C’est une maladie singulière qui atteint la région natale d’Indrek, le héros estonien de Tammsaare : comme tant d’autres elle se propage insidieuse de village en village, mais elle ne touche que les enfants. Au début, chacun comprend pourquoi le châtiment divin s’abat sur une famille de mauvaise réputation. Puis, il faut interpréter : puisque les fils de celui-ci sont morts, c’est bien lui qui avait volé le cheval de son voisin. Enfin la maladie s’étend. Les enfants meurent. C’est le silence.
Souvent, j’ai demandé à mon père, qui avait conservé notre unique traduction disponible, de chercher dans le roman les mots de l’auteur expliquant la morale de son récit. Je pouvais presque lui donner la page…Quel idiot je faisais ! Bien entendu il ne les a jamais retrouvés. Car la Littérature n’explique pas, elle donne à voir. En l’occurrence, après la mort des enfants, un monde où bientôt il n’y aurait ni dieu, ni sens, mais juste la douleur et la mort - toutes choses dont la science ne pourrait nier l’existence.

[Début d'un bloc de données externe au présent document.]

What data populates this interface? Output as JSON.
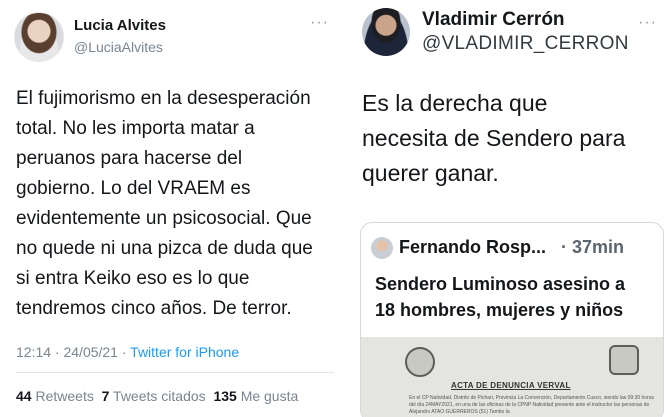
{
  "left_tweet": {
    "author_name": "Lucia Alvites",
    "author_handle": "@LuciaAlvites",
    "more_icon": "···",
    "text_lines": [
      "El fujimorismo en la desesperación",
      "total. No les importa matar a",
      "peruanos para hacerse del",
      "gobierno. Lo del VRAEM es",
      "evidentemente un psicosocial. Que",
      "no quede ni una pizca de duda que",
      "si entra Keiko eso es lo que",
      "tendremos cinco años. De terror."
    ],
    "timestamp": "12:14 · 24/05/21 · ",
    "source": "Twitter for iPhone",
    "retweets_count": "44",
    "retweets_label": "Retweets",
    "quotes_count": "7",
    "quotes_label": "Tweets citados",
    "likes_count": "135",
    "likes_label": "Me gusta"
  },
  "right_tweet": {
    "author_name": "Vladimir Cerrón",
    "author_handle": "@VLADIMIR_CERRON",
    "more_icon": "···",
    "text_lines": [
      "Es la derecha que",
      "necesita de Sendero para",
      "querer ganar."
    ],
    "quoted": {
      "author_name": "Fernando Rosp...",
      "time": "· 37min",
      "text_lines": [
        "Sendero Luminoso asesino a",
        "18 hombres, mujeres y niños"
      ],
      "document_title": "ACTA DE DENUNCIA VERVAL",
      "document_body": "En el CP Natividad, Distrito de Pichari, Provincia La Convención, Departamento Cusco, siendo las 09:30 horas del día 24MAY2021, en una de las oficinas de la CPNP Natividad presente ante el instructor las personas de Alejandro ATAO GUERREROS (51) Tambo la"
    }
  }
}
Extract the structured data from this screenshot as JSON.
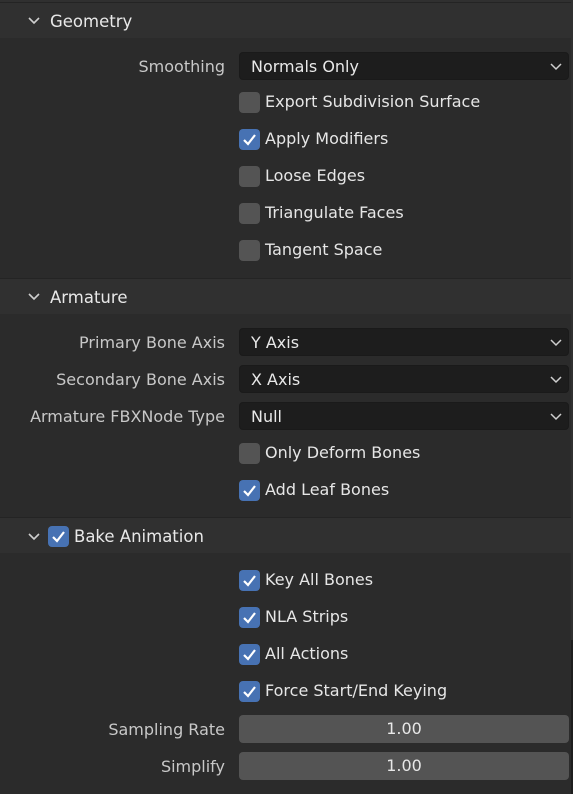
{
  "geometry": {
    "title": "Geometry",
    "smoothing_label": "Smoothing",
    "smoothing_value": "Normals Only",
    "options": [
      {
        "label": "Export Subdivision Surface",
        "checked": false
      },
      {
        "label": "Apply Modifiers",
        "checked": true
      },
      {
        "label": "Loose Edges",
        "checked": false
      },
      {
        "label": "Triangulate Faces",
        "checked": false
      },
      {
        "label": "Tangent Space",
        "checked": false
      }
    ]
  },
  "armature": {
    "title": "Armature",
    "primary_label": "Primary Bone Axis",
    "primary_value": "Y Axis",
    "secondary_label": "Secondary Bone Axis",
    "secondary_value": "X Axis",
    "nodetype_label": "Armature FBXNode Type",
    "nodetype_value": "Null",
    "options": [
      {
        "label": "Only Deform Bones",
        "checked": false
      },
      {
        "label": "Add Leaf Bones",
        "checked": true
      }
    ]
  },
  "bake": {
    "title": "Bake Animation",
    "enabled": true,
    "options": [
      {
        "label": "Key All Bones",
        "checked": true
      },
      {
        "label": "NLA Strips",
        "checked": true
      },
      {
        "label": "All Actions",
        "checked": true
      },
      {
        "label": "Force Start/End Keying",
        "checked": true
      }
    ],
    "sampling_label": "Sampling Rate",
    "sampling_value": "1.00",
    "simplify_label": "Simplify",
    "simplify_value": "1.00"
  },
  "icons": {
    "panel_toggle": "chevron-down-icon",
    "dropdown_arrow": "chevron-down-icon",
    "check": "checkmark-icon"
  },
  "colors": {
    "checkbox_on": "#4772b3",
    "checkbox_off": "#545454",
    "field_bg": "#1d1d1d"
  }
}
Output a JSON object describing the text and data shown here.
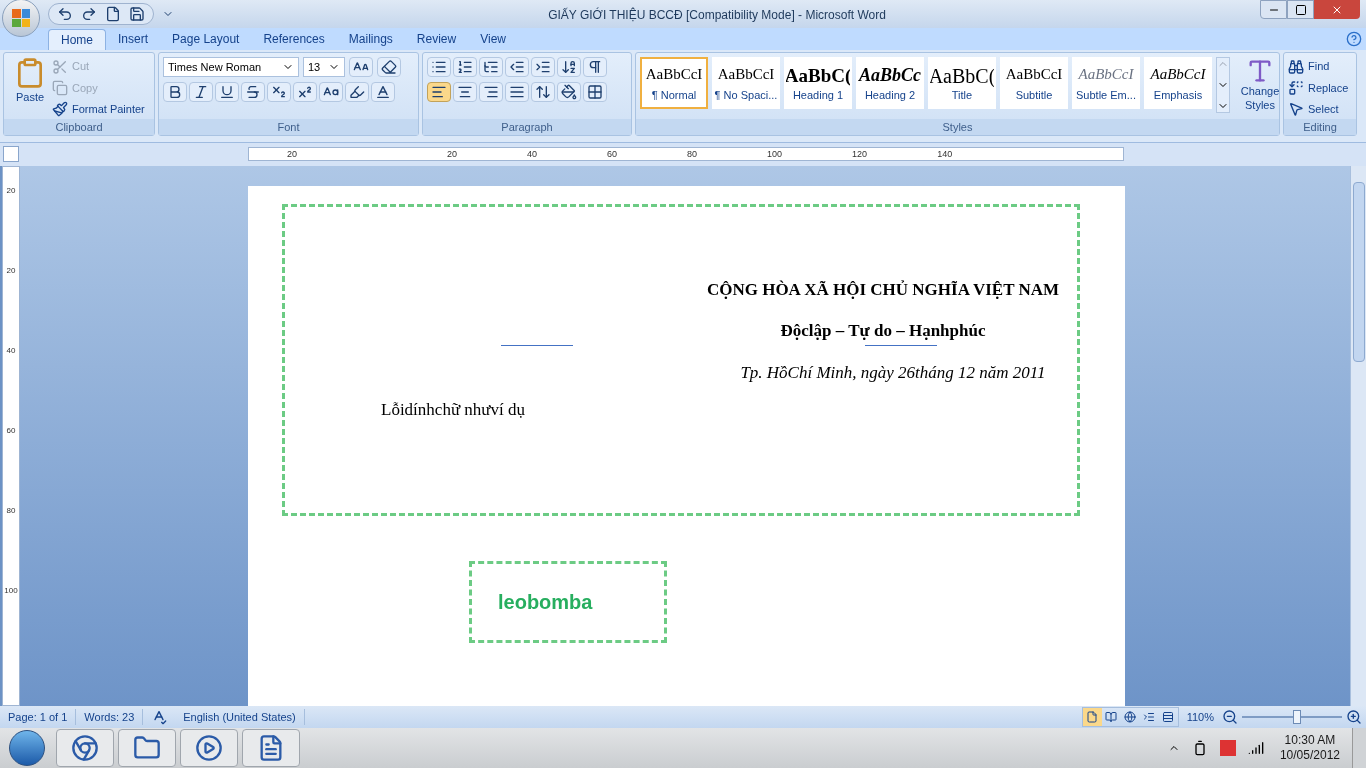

Parler de littérature est donc entrer dans des univers différents, un peu comme on regarde les formes dans les nuages : des mondes où un dieu omniprésent met chaque jour des géants, des dragons et des lions sur le chemin des chevaliers ; d’autres où il enlève les géants et les remplace par des moulins à vent ; des mondes qui se rejoignent (« Rome seule pouvait à Rome ressembler » écrivait Du Bellay) ou bien qui se séparent (Shakespeare ? « Des pièces de foire d’il y a deux cents ans ! » selon Voltaire) ; des mondes que l’on voit naître et s’effondrer, et qui sont les miroirs des nôtres.
Ainsi, lors de ces premiers cours, nous pourrons observer comment le genre très codifié de la tragédie (conçue il y a deux-mille cinq-cents ans pour être à l’image du Cosmos grec) se perd dans un Moyen-Âge au théâtre protéiforme… Puis renaît transfiguré au XVIIème siècle, dévoilant les premiers déchirements de l’Époque Moderne, entre Baroque et Classicisme…et finit par se fondre dans le Drame Romantique. Une histoire de la tragédie qui nous fera rencontrer Sophocle, Shakespeare, Racine ou encore Hugo, mais surtout dont les vestiges dans la littérature contemporaine nous permettront de lire ce qui vit, en nous, de ces mondes du passé.